Citing this discrepancy, Seoul had pushed for a lower 12.5 percent tariff rate in the latest negotiations. However, Washington rejected the proposal, saying it faced political pressure to apply a uniform 15 percent tariff across all three regions.
“When Japan first secured the 15 percent rate, it had already faced strong backlash from the United Auto Workers and Detroit’s Big Three US automakers (General Motors, Ford and Stellantis),” said Trade Minister Yeo Han-koo during a press briefing earlier in the day.
Emphasizing that Korea might have risked any chance of tariff reduction if it had insisted on the 12.5 percent levy, Yeo added, “From the US perspective, maintaining a minimum 15 percent levy was crucial to protect its auto industry and align with the political climate, regardless of (our) FTA status.”
Yeo noted that further tariff reductions are unlikely for the time being, given the need of the US to maintain a balance with other partners like Japan and the EU. He emphasized the government’s commitment to capitalizing on every chance to lower tariffs “even if it’s by just 1 percent.”
Industry insiders indicate that the 15 percent auto tariff represents an “unsuccessful bargain” for Korea, as it loses the advantage it had over Japan, the EU and other competitors under the FTA-based zero tariff benefits it previously held.
“While Korea, Japan and the EU are now subject to the same 15 percent auto tariff, Korea must address the additional costs brought on by losing the 2.5 percent tariff advantage it previously held over the other two regions under the FTA,” said Kim Pil-su, an automotive engineering professor at Daelim University.
“Although 15 percent is better than the previous 25 percent, it's not a win for Korea,” Kim added.
Kim Tae-hwang, an international trade professor at Myongji University, echoed that view and noted, “Even if Korea had granted the US full access to its rice and beef markets, Donald Trump wouldn’t have allowed a single-digit tariff on Korean automobiles, citing the need for fairness with other car exporters. From the start, it was a losing game for Korea.”
According to NH Investment & Securities, under the 15 percent levy, Hyundai’s annual tariff burden is projected to be approximately 2.6 trillion-2.7 trillion won ($1.87 billion-$1.94 billion) annually. Samsung Securities estimates Kia’s annual tariff impact to be 2.3 trillion won.

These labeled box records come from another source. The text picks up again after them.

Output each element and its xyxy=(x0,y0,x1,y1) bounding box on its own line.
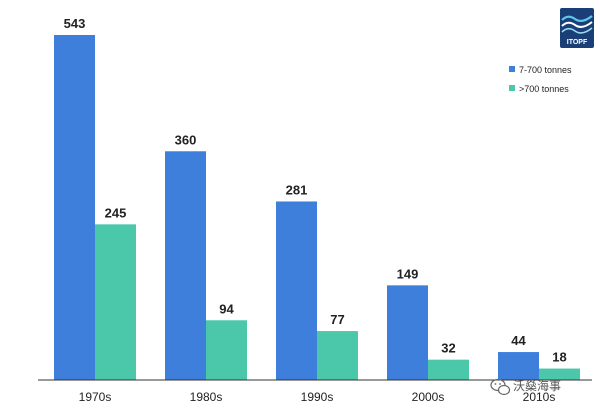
bar-1990s-series-0 xyxy=(276,201,317,380)
bar-1990s-series-1 xyxy=(317,331,358,380)
legend-label-small-spills: 7-700 tonnes xyxy=(519,65,572,75)
bar-2010s-series-1 xyxy=(539,368,580,380)
bar-value-label-1970s-series-1: 245 xyxy=(105,205,127,220)
bar-1970s-series-0 xyxy=(54,35,95,380)
bar-value-label-2000s-series-0: 149 xyxy=(397,266,419,281)
bar-value-label-1990s-series-0: 281 xyxy=(286,182,308,197)
itopf-logo: ITOPF xyxy=(560,8,594,48)
legend-item-small-spills: 7-700 tonnes xyxy=(509,65,572,75)
watermark: 沃燊海事 xyxy=(490,378,561,396)
wechat-icon xyxy=(490,378,511,396)
bars-layer: 543 245 360 94 281 77 149 32 44 18 xyxy=(54,16,580,380)
legend-swatch-small-spills xyxy=(509,66,515,72)
legend-swatch-large-spills xyxy=(509,85,515,91)
bar-1970s-series-1 xyxy=(95,224,136,380)
bar-1980s-series-0 xyxy=(165,151,206,380)
x-tick-label-1970s: 1970s xyxy=(79,390,112,404)
legend-label-large-spills: >700 tonnes xyxy=(519,84,569,94)
x-tick-label-2010s: 2010s xyxy=(523,390,556,404)
x-tick-label-2000s: 2000s xyxy=(412,390,445,404)
bar-2000s-series-1 xyxy=(428,359,469,380)
bar-1980s-series-1 xyxy=(206,320,247,380)
bar-value-label-1970s-series-0: 543 xyxy=(64,16,86,31)
logo-background xyxy=(560,8,594,48)
bar-value-label-1980s-series-0: 360 xyxy=(175,132,197,147)
bar-value-label-1990s-series-1: 77 xyxy=(330,312,344,327)
bar-2000s-series-0 xyxy=(387,285,428,380)
x-tick-labels: 1970s 1980s 1990s 2000s 2010s xyxy=(79,390,556,404)
x-tick-label-1980s: 1980s xyxy=(190,390,223,404)
logo-text: ITOPF xyxy=(567,39,588,46)
bar-value-label-1980s-series-1: 94 xyxy=(219,301,234,316)
bar-value-label-2010s-series-1: 18 xyxy=(552,350,566,365)
logo-wave-3 xyxy=(561,27,593,34)
legend: 7-700 tonnes >700 tonnes xyxy=(509,65,572,94)
x-tick-label-1990s: 1990s xyxy=(301,390,334,404)
bar-2010s-series-0 xyxy=(498,352,539,380)
legend-item-large-spills: >700 tonnes xyxy=(509,84,569,94)
bar-value-label-2000s-series-1: 32 xyxy=(441,341,455,356)
bar-value-label-2010s-series-0: 44 xyxy=(511,333,526,348)
logo-wave-1 xyxy=(561,15,593,23)
watermark-text: 沃燊海事 xyxy=(513,378,561,393)
logo-wave-2 xyxy=(561,21,593,28)
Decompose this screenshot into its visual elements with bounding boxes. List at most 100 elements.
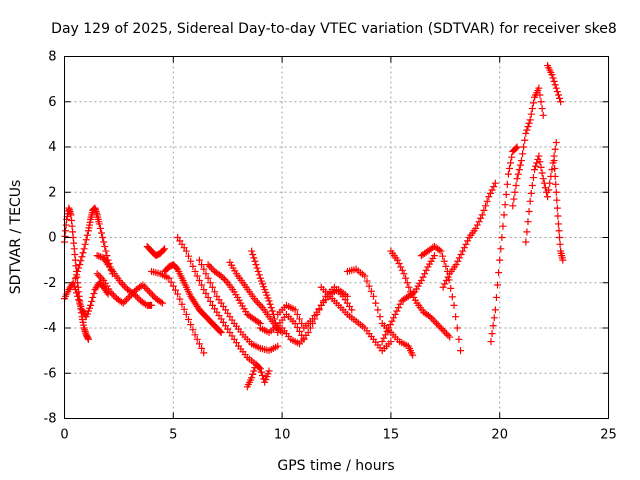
data-point-interp	[403, 279, 411, 287]
data-point-interp	[442, 276, 450, 284]
data-point-interp	[514, 170, 522, 178]
data-point-interp	[189, 262, 197, 270]
data-point-interp	[473, 221, 481, 229]
data-point-interp	[187, 257, 195, 265]
data-point-interp	[257, 368, 265, 376]
data-point	[517, 157, 525, 165]
data-point-interp	[453, 324, 461, 332]
data-point-interp	[202, 270, 210, 278]
data-point-interp	[551, 145, 559, 153]
data-point-interp	[102, 247, 110, 255]
data-point	[526, 116, 534, 124]
data-point	[204, 274, 212, 282]
data-point-interp	[306, 324, 314, 332]
data-point-interp	[519, 150, 527, 158]
data-point-interp	[119, 280, 127, 288]
data-point-interp	[551, 81, 559, 89]
data-point	[539, 111, 547, 119]
data-point-interp	[503, 180, 511, 188]
y-tick-label: 2	[48, 185, 56, 200]
data-point	[361, 272, 369, 280]
data-point	[457, 347, 465, 355]
y-axis-ticks: 8 6 4 2 0 -2 -4 -6 -8	[44, 50, 609, 427]
data-point	[100, 238, 108, 246]
data-point	[87, 301, 95, 309]
data-point-interp	[195, 276, 203, 284]
data-point-interp	[195, 340, 203, 348]
data-point-interp	[266, 300, 274, 308]
data-point-interp	[97, 229, 105, 237]
data-point	[426, 313, 434, 321]
data-point-interp	[512, 181, 520, 189]
data-point-interp	[550, 77, 558, 85]
data-point-interp	[124, 294, 132, 302]
data-point	[304, 329, 312, 337]
data-point-interp	[457, 250, 465, 258]
data-point	[509, 202, 517, 210]
data-point	[265, 367, 273, 375]
data-point-interp	[428, 314, 436, 322]
data-point-interp	[395, 260, 403, 268]
data-point-interp	[187, 321, 195, 329]
data-point	[174, 290, 182, 298]
y-axis-label: SDTVAR / TECUs	[8, 180, 24, 295]
data-point-interp	[489, 322, 497, 330]
data-point-interp	[545, 186, 553, 194]
data-point-interp	[120, 282, 128, 290]
data-point	[182, 310, 190, 318]
data-point	[139, 281, 147, 289]
data-point-interp	[374, 306, 382, 314]
data-point-interp	[250, 367, 258, 375]
data-point-interp	[505, 164, 513, 172]
data-point-interp	[502, 191, 510, 199]
data-point	[491, 179, 499, 187]
data-point-interp	[376, 313, 384, 321]
data-point-interp	[515, 166, 523, 174]
data-point	[385, 324, 393, 332]
data-point	[148, 301, 156, 309]
data-point-interp	[309, 319, 317, 327]
data-point	[496, 256, 504, 264]
data-point-interp	[555, 227, 563, 235]
data-point-interp	[497, 245, 505, 253]
data-point-interp	[402, 274, 410, 282]
data-point-interp	[253, 264, 261, 272]
data-point-interp	[193, 335, 201, 343]
data-point	[274, 342, 282, 350]
data-point-interp	[553, 196, 561, 204]
data-point-interp	[98, 275, 106, 283]
data-point-interp	[483, 197, 491, 205]
data-point-interp	[268, 307, 276, 315]
data-point	[378, 338, 386, 346]
data-point-interp	[367, 287, 375, 295]
x-tick-label: 25	[600, 428, 617, 443]
chart-title: Day 129 of 2025, Sidereal Day-to-day VTE…	[51, 21, 617, 37]
data-point-interp	[78, 253, 86, 261]
data-point-interp	[520, 143, 528, 151]
data-point-interp	[255, 364, 263, 372]
data-point-interp	[296, 315, 304, 323]
data-point	[119, 299, 127, 307]
data-point-interp	[538, 105, 546, 113]
data-point-interp	[198, 281, 206, 289]
data-point-interp	[142, 284, 150, 292]
data-point-interp	[507, 159, 515, 167]
data-point-interp	[490, 314, 498, 322]
data-point	[191, 331, 199, 339]
data-point-interp	[464, 237, 472, 245]
y-tick-label: 8	[48, 50, 56, 65]
data-point-interp	[429, 316, 437, 324]
data-point-interp	[551, 164, 559, 172]
data-point-interp	[516, 161, 524, 169]
data-point-interp	[437, 325, 445, 333]
data-point-interp	[147, 289, 155, 297]
data-point-interp	[381, 331, 389, 339]
data-point-interp	[365, 282, 373, 290]
data-point-interp	[498, 234, 506, 241]
data-point-interp	[419, 273, 427, 281]
data-point-interp	[455, 335, 463, 343]
data-point-interp	[254, 299, 262, 307]
x-tick-label: 20	[491, 428, 508, 443]
data-point	[248, 374, 256, 382]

Hyundai Motor and Kia already experienced the impact of 25 percent US tariffs in the second quarter. Despite a surge in sales revenue, Hyundai and Kia’s operating profit declined on-year by 15.8 percent to 3.6 trillion won and 24.1 percent to 2.8 trillion won, respectively. The combined negative effect of tariffs on the two carmakers totaled 1.6 trillion won.
Kim, the engineering professor, stated that Hyundai Motor Group’s key strategy would involve fast-tracking its production in the US while expanding its presence in other key auto markets such as Europe.
On March 24, Hyundai Motor Group Chair Chung Euisun announced a $21 billion investment over four years in the US, focusing on achieving an annual production capacity of 1.2 million vehicles.
In its second-quarter earnings conference call, Hyundai Motor said it plans to implement flexible pricing strategies and cost-saving measures and bolster production in the US, including local sourcing of auto parts. Kia vowed to redirect approximately 25,000 vehicles produced at its Georgia plant toward the US market.
In response to the finalized tariffs, Hyundai Motor Group stated, “We extend our deepest gratitude to the government departments and the National Assembly for their dedicated efforts in resolving the tariff issues with the US.”
“Hyundai Motor and Kia plan to pursue diverse strategies to minimize the impact of tariffs while further strengthening their competitiveness through enhanced quality, stronger brand positioning and technological advancements.”